Kora orzechowa
|

Kora orzechowa

Są takie ciasta, które w całości nie powalają smakiem, ale jakiś ich element staje się Twoim ulubionym na długi czas. Tak właśnie stało się w moim przypadku z korą orzechową. Masa budyniowa na soku z brzoskwiń… cóż, mogłaby być smaczniejsza. Następnym razem przygotuję jakieś inne wypełnienie. Ale to orzechowe ciasto – jest po prostu przepyszne. Nigdy nie sądziłam, że coś, co nie ma mąki, może tak dobrze smakować! Kora orzechowa na pewno zagości jeszcze u nas na stole, ale nieco zmodyfikowana.

Składniki

Ciasto

(na formę o wymiarach 30 x 25 cm)
8 białek
100 g cukru
4 żółtka
200 g zmielonych orzechów włoskich
100 g wiórków kokosowych
1 łyżeczka proszku do pieczenia

Białka ubijamy na sztywną pianę – najpierw miksując powoli, a potem na wysokich obrotach. Dodajemy cukier, cały czas ubijając. Następnie dodajemy po jednym żołtku, ciągle ubijając. Im dłużej białka się ubijają, tym lepiej.

Zmielone orzechy mieszamy z wiórkami kokosowymi i proszkiem do pieczenia. Dodajemy stopniowo do ubitych białek, mieszając powoli łyżką.

Ciasto rozdzielamy na dwie części. Każdą przekładamy do formy wyłożonej papierem do pieczenia. Pieczemy każdy placek w 170 stopniach przez 20 minut. Studzimy na kratce.

Masa

1 puszka brzoskwiń
250 ml wody
250 ml soku z puszki z brzoskwiniami
5 łyżek cukru
2 opakowania budyniu śmietankowego (na 500 ml mleka każde)
1 łyżeczka mąki pszennej
2 łyżki mąki ziemniaczanej
4 żółtka
200 g miękkiego masła

100 ml wody mieszamy z sokiem z brzoskwiń i cukrem. Podgrzewamy całość do zagotowania. Pozostałe 150 ml wody mieszamy z proszkiem budyniowym, mąkami i żółtkami – roztrzepujemy trzepaczką lub widelcem na jednolitą masę.

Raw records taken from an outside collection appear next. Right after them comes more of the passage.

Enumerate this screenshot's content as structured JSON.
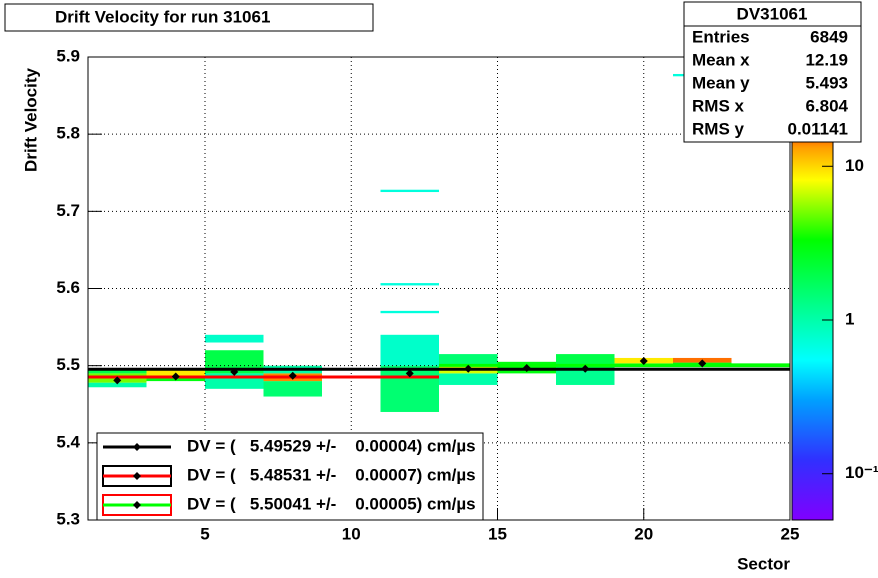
{
  "chart_data": {
    "type": "colz",
    "title": "Drift Velocity for run 31061",
    "x_label": "Sector",
    "y_label": "Drift Velocity",
    "xlim": [
      1,
      25
    ],
    "ylim": [
      5.3,
      5.9
    ],
    "xticks": [
      5,
      10,
      15,
      20,
      25
    ],
    "yticks": [
      5.3,
      5.4,
      5.5,
      5.6,
      5.7,
      5.8,
      5.9
    ],
    "grid": true,
    "zlim": [
      0.05,
      20
    ],
    "zlog": true,
    "zticks": [
      {
        "value": 0.1,
        "label": "10⁻¹"
      },
      1,
      10
    ],
    "cells": [
      {
        "x": [
          1,
          3
        ],
        "y": [
          5.472,
          5.478
        ],
        "z": 1
      },
      {
        "x": [
          1,
          3
        ],
        "y": [
          5.478,
          5.49
        ],
        "z": 5
      },
      {
        "x": [
          1,
          3
        ],
        "y": [
          5.49,
          5.495
        ],
        "z": 2
      },
      {
        "x": [
          3,
          5
        ],
        "y": [
          5.48,
          5.487
        ],
        "z": 3
      },
      {
        "x": [
          3,
          5
        ],
        "y": [
          5.487,
          5.495
        ],
        "z": 9
      },
      {
        "x": [
          5,
          7
        ],
        "y": [
          5.47,
          5.49
        ],
        "z": 1
      },
      {
        "x": [
          5,
          7
        ],
        "y": [
          5.49,
          5.52
        ],
        "z": 2
      },
      {
        "x": [
          5,
          7
        ],
        "y": [
          5.53,
          5.54
        ],
        "z": 0.8
      },
      {
        "x": [
          7,
          9
        ],
        "y": [
          5.46,
          5.48
        ],
        "z": 1.5
      },
      {
        "x": [
          7,
          9
        ],
        "y": [
          5.48,
          5.49
        ],
        "z": 14
      },
      {
        "x": [
          7,
          9
        ],
        "y": [
          5.49,
          5.5
        ],
        "z": 1
      },
      {
        "x": [
          11,
          13
        ],
        "y": [
          5.44,
          5.5
        ],
        "z": 1.5
      },
      {
        "x": [
          11,
          13
        ],
        "y": [
          5.5,
          5.54
        ],
        "z": 0.8
      },
      {
        "x": [
          11,
          13
        ],
        "y": [
          5.568,
          5.571
        ],
        "z": 0.7
      },
      {
        "x": [
          11,
          13
        ],
        "y": [
          5.604,
          5.607
        ],
        "z": 0.7
      },
      {
        "x": [
          11,
          13
        ],
        "y": [
          5.725,
          5.728
        ],
        "z": 0.7
      },
      {
        "x": [
          13,
          15
        ],
        "y": [
          5.475,
          5.49
        ],
        "z": 1
      },
      {
        "x": [
          13,
          15
        ],
        "y": [
          5.49,
          5.5
        ],
        "z": 7
      },
      {
        "x": [
          13,
          15
        ],
        "y": [
          5.5,
          5.515
        ],
        "z": 1.5
      },
      {
        "x": [
          15,
          17
        ],
        "y": [
          5.49,
          5.505
        ],
        "z": 3
      },
      {
        "x": [
          17,
          19
        ],
        "y": [
          5.475,
          5.495
        ],
        "z": 1.2
      },
      {
        "x": [
          17,
          19
        ],
        "y": [
          5.495,
          5.515
        ],
        "z": 2
      },
      {
        "x": [
          19,
          21
        ],
        "y": [
          5.498,
          5.503
        ],
        "z": 3
      },
      {
        "x": [
          19,
          21
        ],
        "y": [
          5.503,
          5.51
        ],
        "z": 9
      },
      {
        "x": [
          21,
          23
        ],
        "y": [
          5.498,
          5.504
        ],
        "z": 3
      },
      {
        "x": [
          21,
          23
        ],
        "y": [
          5.504,
          5.51
        ],
        "z": 15
      },
      {
        "x": [
          21,
          23
        ],
        "y": [
          5.875,
          5.878
        ],
        "z": 0.7
      },
      {
        "x": [
          23,
          25
        ],
        "y": [
          5.498,
          5.503
        ],
        "z": 3
      }
    ],
    "profile": {
      "x": [
        2,
        4,
        6,
        8,
        12,
        14,
        16,
        18,
        20,
        22
      ],
      "values": [
        5.481,
        5.486,
        5.492,
        5.487,
        5.49,
        5.496,
        5.497,
        5.496,
        5.506,
        5.503
      ],
      "color": "#000000"
    },
    "fits": [
      {
        "name": "DV = (   5.49529 +/-    0.00004) cm/µs",
        "value": 5.49529,
        "range": [
          1,
          25
        ],
        "color": "#000000"
      },
      {
        "name": "DV = (   5.48531 +/-    0.00007) cm/µs",
        "value": 5.48531,
        "range": [
          1,
          13
        ],
        "color": "#ff0000",
        "box_color": "#000000"
      },
      {
        "name": "DV = (   5.50041 +/-    0.00005) cm/µs",
        "value": 5.50041,
        "range": [
          13,
          25
        ],
        "color": "#00ff00",
        "box_color": "#ff0000"
      }
    ],
    "stats": {
      "title": "DV31061",
      "rows": [
        {
          "label": "Entries",
          "value": "6849"
        },
        {
          "label": "Mean x",
          "value": "12.19"
        },
        {
          "label": "Mean y",
          "value": "5.493"
        },
        {
          "label": "RMS x",
          "value": "6.804"
        },
        {
          "label": "RMS y",
          "value": "0.01141"
        }
      ]
    }
  }
}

Wlewamy masę budyniową do gotującego się soku i intensywnie mieszamy trzepaczką, aż całość zgęstnieje. Zdejmujemy z ognia i odstawiamy do ostudzenia.

Do przestudzonego kremu dodajemy stopniowo miękkie masło i miksujemy na jednolitą masę. Do masy dodajemy pokrojone na kawałki brzoskwinie i delikatnie mieszamy.

Upieczone blaty ciasta przekładamy masą budyniową. Całość posypujemy cukrem pudrem.